Audio classification using Deep Neural Network
- This project was done working with audio files using librosa instead of scipy.
- Librosa uses mono audio sample conversion by default in 22050 Hz instead of scipy’s 11025Hz.
- Using librosa feature.mfcc (mel frequency cepstral coefficients) we can summarize the frequency distribution.
- MFCC helps us in analyzing the frequency and time characteristics of the source audio.
- Sequential model built along with adam optimizer.
- Dropout (to prevent overfitting) and batch normalization were used on each layer.
Movie Recommendation System
- Using tags, genres, average rating, and number of reviewers from different dataset are combined based on the movieID.
- Nans on the tags are filled with genres of the movie.
- As for preprocessing, nltk wordnet Lemmatization was used and the duplicate tags were removed.
- For visualization Joint plot from seaborn were used to represent the frequency of reviewers for the average rating. Word cloud was used to show the most frequently occurring word.
- Count Vectorizer is done to get the frequency count in each tag.
- Finally, the movie recommendation is done based on cosine similarity to compare similarity between the features where 1 and 0 being high and low similarity respectively.
Heart Failure
- Dataset that contains the person and health information of various candidates.
- Heatmap used to visually see the correlation between the feature to determine the required feature.

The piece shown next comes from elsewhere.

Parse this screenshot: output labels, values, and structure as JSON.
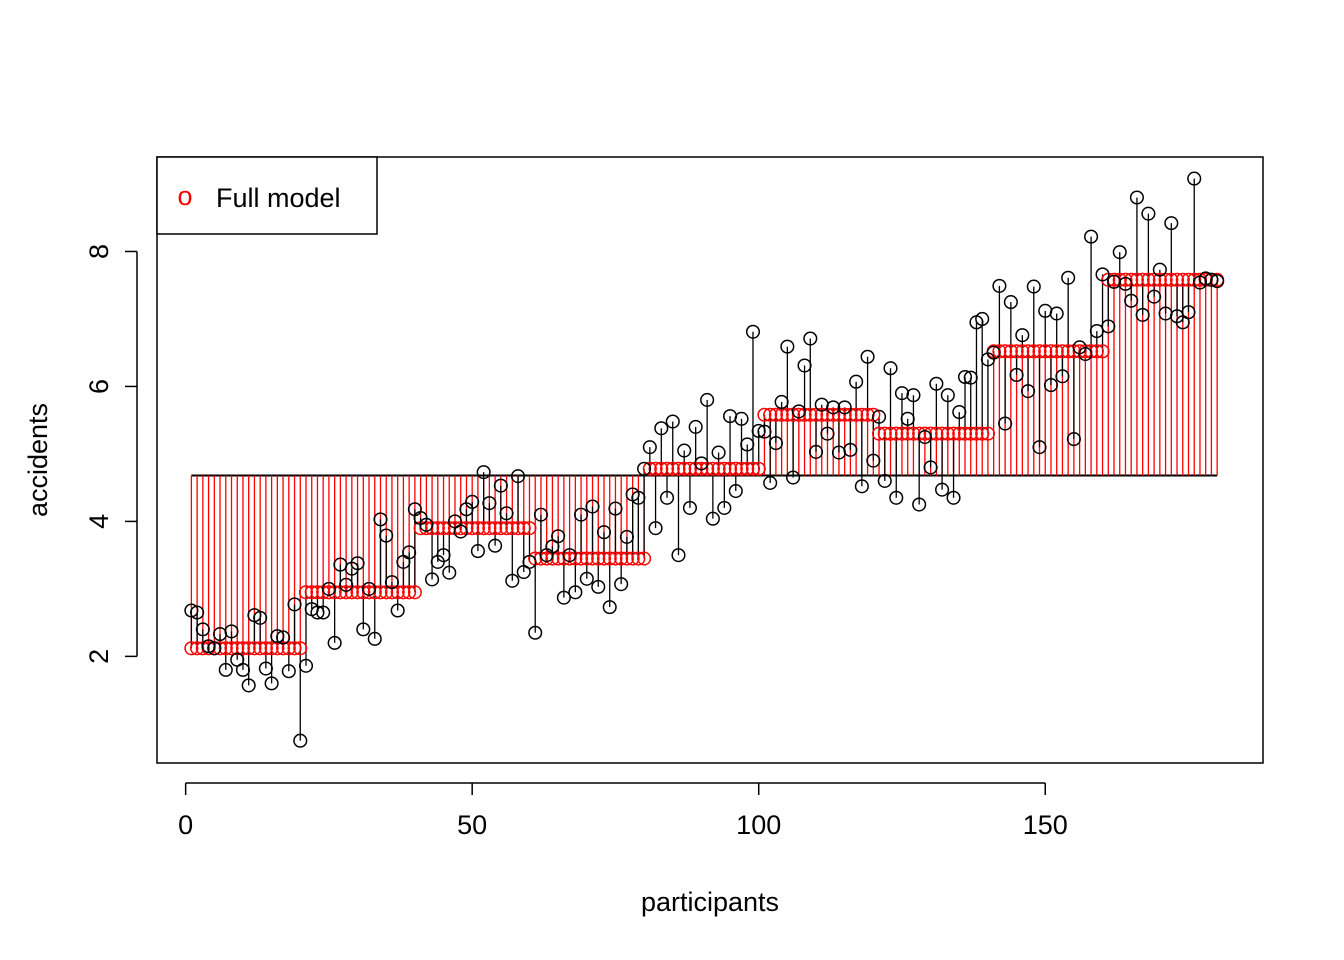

- Scaling is done using the sklearn library to bring the range of value between 0 and 1.
- Balancing is done by oversampling the class 1 as about 67% of the target were 0.
- Using cross-fold validation for model selection to know the model with consistent performance.
- Ensemble models such as Random Forest and xgboost performed consistently better.
- Learning curve to know more about test and train score.
- Recall is used as evaluation as it is more suited for this scenario.
Fraudulent Transaction Detection
- Dataset consists of mixture of integer, float, and object types of features.
- MinMaxScaler is used for scaling the integer data between 0 and 1 whereas the categorical data are converted into integer data.
- The dataset was heavily imbalanced, hence SMOTE technique was used for balancing the dataset.
- Random forest model was used before and after using feature, the accuracy and runtime time were compared.